I’ll tell you where we’ve failed. We fail when we water down Scripture to appease skeptics. We fail when we stop quoting God’s word because it’s “unwelcome.” We fail when we dodge the hard truths — sin, Christ’s cross, repentance — to avoid ruffling feathers. We fail when fear of rejection or uncertainty silences our witness, or when cynicism tricks us into thinking humanity’s hope lies in ourselves, not in Jesus Christ, the King of kings and Lord of lords.
If you’re a Christ-follower reading this, I pray it causes you to re-examine your own life. Do you shy away from tough talks? Do you let skeptics dictate what you can or cannot say? Or do you stand bold in biblical conviction? Do doubts shake you, or do you anchor yourself in Christ?
We are all called to trust and obey. Trust that “the Holy Spirit will teach you in that very hour what you ought to say” (Luke 12:12). Trust that God’s grace is enough, “My grace is sufficient for you, for my power is made perfect in weakness.” (2 Corinthians 12:9). Trust that “God will supply every need of yours according to His riches in glory in Christ Jesus” (Philippians 4:19). Trust Psalm 118:6: “The LORD is on my side; I will not fear. What can man do to me?” Because “if God is for us, who can be against us?” (Romans 8:31).
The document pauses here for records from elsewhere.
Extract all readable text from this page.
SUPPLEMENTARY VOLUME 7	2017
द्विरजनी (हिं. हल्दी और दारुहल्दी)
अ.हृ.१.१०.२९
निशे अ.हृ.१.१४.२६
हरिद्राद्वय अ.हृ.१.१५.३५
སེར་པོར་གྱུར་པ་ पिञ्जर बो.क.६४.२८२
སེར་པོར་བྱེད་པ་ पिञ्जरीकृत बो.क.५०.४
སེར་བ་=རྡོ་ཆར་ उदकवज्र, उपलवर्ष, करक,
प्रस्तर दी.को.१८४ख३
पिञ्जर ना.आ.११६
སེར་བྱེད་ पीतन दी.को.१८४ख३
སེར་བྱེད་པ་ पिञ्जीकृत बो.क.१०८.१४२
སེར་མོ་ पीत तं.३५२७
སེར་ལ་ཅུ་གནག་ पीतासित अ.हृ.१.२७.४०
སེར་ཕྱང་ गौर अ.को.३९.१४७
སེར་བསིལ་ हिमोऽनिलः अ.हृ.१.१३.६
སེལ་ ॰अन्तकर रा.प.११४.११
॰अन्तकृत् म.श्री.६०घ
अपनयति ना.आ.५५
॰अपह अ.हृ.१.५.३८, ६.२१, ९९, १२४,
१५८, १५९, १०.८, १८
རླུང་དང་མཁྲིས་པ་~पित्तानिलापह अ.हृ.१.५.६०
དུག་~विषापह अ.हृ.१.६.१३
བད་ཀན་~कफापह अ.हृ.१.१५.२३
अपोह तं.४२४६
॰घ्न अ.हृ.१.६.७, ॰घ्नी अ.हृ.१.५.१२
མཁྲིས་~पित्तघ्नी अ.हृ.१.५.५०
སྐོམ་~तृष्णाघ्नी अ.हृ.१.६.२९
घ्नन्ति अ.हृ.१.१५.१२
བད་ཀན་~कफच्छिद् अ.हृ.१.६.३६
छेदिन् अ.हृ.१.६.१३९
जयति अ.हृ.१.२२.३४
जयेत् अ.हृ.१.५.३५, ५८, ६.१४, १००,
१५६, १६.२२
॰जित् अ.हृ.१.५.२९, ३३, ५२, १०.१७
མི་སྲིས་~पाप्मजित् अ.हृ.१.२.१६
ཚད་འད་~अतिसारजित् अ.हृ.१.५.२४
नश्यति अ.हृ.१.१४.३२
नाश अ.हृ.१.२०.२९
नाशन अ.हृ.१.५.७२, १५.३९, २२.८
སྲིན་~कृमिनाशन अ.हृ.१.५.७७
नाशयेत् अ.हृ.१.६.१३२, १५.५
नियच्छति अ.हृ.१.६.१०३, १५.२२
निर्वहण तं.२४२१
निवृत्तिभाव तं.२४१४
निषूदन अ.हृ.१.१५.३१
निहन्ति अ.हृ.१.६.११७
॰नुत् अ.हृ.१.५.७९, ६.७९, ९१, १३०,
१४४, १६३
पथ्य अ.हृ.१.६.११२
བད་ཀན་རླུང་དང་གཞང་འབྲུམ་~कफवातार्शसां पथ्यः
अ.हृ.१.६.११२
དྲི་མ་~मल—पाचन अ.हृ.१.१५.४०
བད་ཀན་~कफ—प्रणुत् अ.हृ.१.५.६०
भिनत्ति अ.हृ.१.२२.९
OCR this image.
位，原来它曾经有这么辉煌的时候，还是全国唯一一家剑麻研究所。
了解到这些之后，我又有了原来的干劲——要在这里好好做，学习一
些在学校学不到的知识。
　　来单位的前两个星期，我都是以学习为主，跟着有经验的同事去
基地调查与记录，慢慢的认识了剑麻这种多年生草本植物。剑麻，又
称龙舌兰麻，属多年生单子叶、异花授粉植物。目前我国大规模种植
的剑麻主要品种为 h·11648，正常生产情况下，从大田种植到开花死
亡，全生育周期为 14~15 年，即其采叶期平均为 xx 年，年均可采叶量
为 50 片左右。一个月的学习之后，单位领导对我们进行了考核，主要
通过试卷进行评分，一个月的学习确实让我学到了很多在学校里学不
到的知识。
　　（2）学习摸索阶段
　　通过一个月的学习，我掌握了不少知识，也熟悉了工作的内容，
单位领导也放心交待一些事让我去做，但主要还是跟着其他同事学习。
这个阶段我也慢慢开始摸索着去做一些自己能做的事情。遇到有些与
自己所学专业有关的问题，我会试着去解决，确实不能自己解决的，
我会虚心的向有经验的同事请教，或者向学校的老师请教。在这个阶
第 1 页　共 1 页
Then, with these promises written on your heart, obey Christ’s call in Matthew 28:19 to “make disciples of all nations, baptizing them in the name of the Father and of the Son and of the Holy Spirit, teaching them to observe all that I have commanded you.” Obey Ephesians 4:15’s charge to “speak truth in love.” Trusting in God’s faithfulness, obey the call to be salt and light, even when the world mocks us for it.